Brytyjski minister nauki George Freeman również pochwalił „wyniki przełomowe”.
„Są dowodem na to, że przełomowe badania i innowacje prowadzone tutaj w Wielkiej Brytanii oraz dzięki współpracy z naszymi partnerami w całej Europie sprawiają, że energia termojądrowa staje się rzeczywistością” – powiedział Freeman.
Fuzja jądrowa to ten sam proces, który wykorzystuje słońce do wytwarzania ciepła, a zwolennicy uważają, że pewnego dnia może pomóc w przeciwdziałaniu zmianom klimatycznym, zapewniając ludzkości obfite, bezpieczne i zielone źródło energii.
Jak działa fuzja jądrowa
Grudniowy wyczyn nastąpił po dziesięcioleciach testów i udoskonaleń w Culham Center for Fusion Energy, w którym mieści się eksperyment JET.Do badań laboratorium wykorzystuje maszynę w kształcie pączka, zwaną tokamakiem. JET to największa i najpotężniejsza operacyjna maszyna do tokamaka na świecie.
Wewnątrz niewielka ilość paliwa składającego się z deuteru i trytu – oba są izotopami wodoru, z deuterem zwanym również ciężkim wodorem – jest podgrzewana do temperatury 10 razy wyższej niż środek Słońca, aby wytworzyć plazmę.
Jest to utrzymywane w miejscu za pomocą elektromagnesów nadprzewodnikowych, które wirują, łączą się i uwalniają ogromną energię w postaci ciepła.
Proces ten opiera się na zasadzie, że energię można wytwarzać poprzez zmuszanie jąder atomowych do tworzenia nowych pierwiastków, w przeciwieństwie do ich rozszczepiania – co jest procedurą, która zasila istniejące elektrownie jądrowe na świecie.

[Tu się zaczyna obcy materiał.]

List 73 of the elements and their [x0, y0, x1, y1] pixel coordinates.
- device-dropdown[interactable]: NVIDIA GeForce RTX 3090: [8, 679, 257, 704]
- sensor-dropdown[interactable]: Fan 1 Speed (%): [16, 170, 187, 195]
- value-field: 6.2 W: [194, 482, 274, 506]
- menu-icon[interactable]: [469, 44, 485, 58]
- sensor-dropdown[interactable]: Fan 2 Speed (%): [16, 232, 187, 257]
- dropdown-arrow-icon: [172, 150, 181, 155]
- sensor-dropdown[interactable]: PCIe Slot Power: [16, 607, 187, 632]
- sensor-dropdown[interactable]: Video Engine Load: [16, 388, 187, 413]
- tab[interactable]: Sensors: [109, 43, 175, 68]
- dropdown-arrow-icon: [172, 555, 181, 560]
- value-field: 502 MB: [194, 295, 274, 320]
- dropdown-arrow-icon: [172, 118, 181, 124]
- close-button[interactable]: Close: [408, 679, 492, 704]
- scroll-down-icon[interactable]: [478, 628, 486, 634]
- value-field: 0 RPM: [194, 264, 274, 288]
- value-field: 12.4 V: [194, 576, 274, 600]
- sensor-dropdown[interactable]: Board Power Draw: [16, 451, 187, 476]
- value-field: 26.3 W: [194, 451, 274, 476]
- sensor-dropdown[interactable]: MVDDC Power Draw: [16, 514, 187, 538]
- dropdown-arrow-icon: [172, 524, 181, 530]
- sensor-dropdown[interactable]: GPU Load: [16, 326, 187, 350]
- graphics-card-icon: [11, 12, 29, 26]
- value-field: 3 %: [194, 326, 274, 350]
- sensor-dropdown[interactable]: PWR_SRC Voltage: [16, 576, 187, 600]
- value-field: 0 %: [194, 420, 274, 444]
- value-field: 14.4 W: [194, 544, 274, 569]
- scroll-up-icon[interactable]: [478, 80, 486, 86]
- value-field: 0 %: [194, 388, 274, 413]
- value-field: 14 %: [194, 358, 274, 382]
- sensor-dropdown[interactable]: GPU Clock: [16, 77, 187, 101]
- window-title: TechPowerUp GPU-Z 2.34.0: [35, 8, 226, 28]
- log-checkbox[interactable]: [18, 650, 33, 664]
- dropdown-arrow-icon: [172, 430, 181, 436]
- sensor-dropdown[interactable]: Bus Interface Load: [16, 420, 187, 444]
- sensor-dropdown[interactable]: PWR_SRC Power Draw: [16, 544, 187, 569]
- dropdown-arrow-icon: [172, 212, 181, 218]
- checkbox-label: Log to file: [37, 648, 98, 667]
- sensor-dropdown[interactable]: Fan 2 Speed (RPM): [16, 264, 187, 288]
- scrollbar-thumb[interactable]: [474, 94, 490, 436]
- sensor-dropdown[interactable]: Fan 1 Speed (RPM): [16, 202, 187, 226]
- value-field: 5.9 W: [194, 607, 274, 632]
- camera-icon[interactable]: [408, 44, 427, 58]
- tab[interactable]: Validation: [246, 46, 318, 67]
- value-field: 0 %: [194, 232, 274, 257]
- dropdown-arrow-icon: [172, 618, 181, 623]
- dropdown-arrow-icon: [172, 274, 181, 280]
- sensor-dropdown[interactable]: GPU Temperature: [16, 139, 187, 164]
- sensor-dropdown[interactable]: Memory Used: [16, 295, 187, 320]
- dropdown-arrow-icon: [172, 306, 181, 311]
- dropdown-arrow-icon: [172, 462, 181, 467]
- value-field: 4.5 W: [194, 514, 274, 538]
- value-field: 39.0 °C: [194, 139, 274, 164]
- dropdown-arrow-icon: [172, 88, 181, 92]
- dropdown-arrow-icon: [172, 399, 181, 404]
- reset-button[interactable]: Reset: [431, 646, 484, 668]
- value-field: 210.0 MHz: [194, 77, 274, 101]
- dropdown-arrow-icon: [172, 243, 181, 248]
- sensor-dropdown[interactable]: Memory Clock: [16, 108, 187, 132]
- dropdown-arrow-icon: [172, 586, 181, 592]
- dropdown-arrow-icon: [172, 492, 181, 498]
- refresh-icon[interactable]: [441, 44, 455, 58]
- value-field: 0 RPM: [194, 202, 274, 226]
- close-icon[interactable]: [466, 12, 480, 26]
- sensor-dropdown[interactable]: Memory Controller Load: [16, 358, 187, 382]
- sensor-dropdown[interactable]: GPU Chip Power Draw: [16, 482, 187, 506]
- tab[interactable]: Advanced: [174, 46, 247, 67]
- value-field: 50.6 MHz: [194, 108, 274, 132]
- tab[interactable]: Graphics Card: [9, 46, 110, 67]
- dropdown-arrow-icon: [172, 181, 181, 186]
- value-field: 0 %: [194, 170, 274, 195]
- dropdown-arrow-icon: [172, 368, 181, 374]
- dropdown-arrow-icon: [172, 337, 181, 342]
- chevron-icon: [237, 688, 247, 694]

Fuzja jest z natury bezpieczna, ponieważ nie może rozpocząć niekontrolowanego procesu i uwalnia prawie cztery miliony razy więcej energii na kilogram niż spalanie węgla, ropy naftowej lub gazu. Nie wytwarza też gazów cieplarnianych i praktycznie nie generuje odpadów.
Skalowanie operacji
Wyniki JET wykazują zdolność do tworzenia fuzji przez pięć sekund, ale potrzeba więcej czasu, aby proces stał się opłacalny jako konwencjonalne źródło zasilania.„Jeżeli jesteśmy w stanie utrzymać syntezę jądrową przez pięć sekund, możemy to robić przez pięć minut, a następnie pięć godzin, zwiększając skalę naszych operacji w przyszłych maszynach”, powiedział Tony Donne, kierownik programu w EUROfusion, konsorcjum krajowych instytutów badawczych zajmujących się syntezą jądrową. Unii Europejskiej, Szwajcarii i Ukrainy.
Większa i bardziej zaawansowana wersja JET, zwana ITER, jest obecnie budowana w południowej Francji, gdzie dane z Oksfordu okażą się kluczowe, gdy pojawią się w Internecie, prawdopodobnie już w 2025 roku.
Międzynarodowa współpraca w zakresie energii syntezy jądrowej była historycznie bliska, ponieważ w przeciwieństwie do rozszczepienia jądrowego stosowanego w istniejących elektrowniach atomowych, technologia ta nie pozwala na produkcję materiałów radioaktywnych, które można wykorzystać do broni.
Megaprojekt z siedzibą we Francji obejmuje Chiny, Unię Europejską, Indie, Japonię, Koreę, Rosję i Stany Zjednoczone.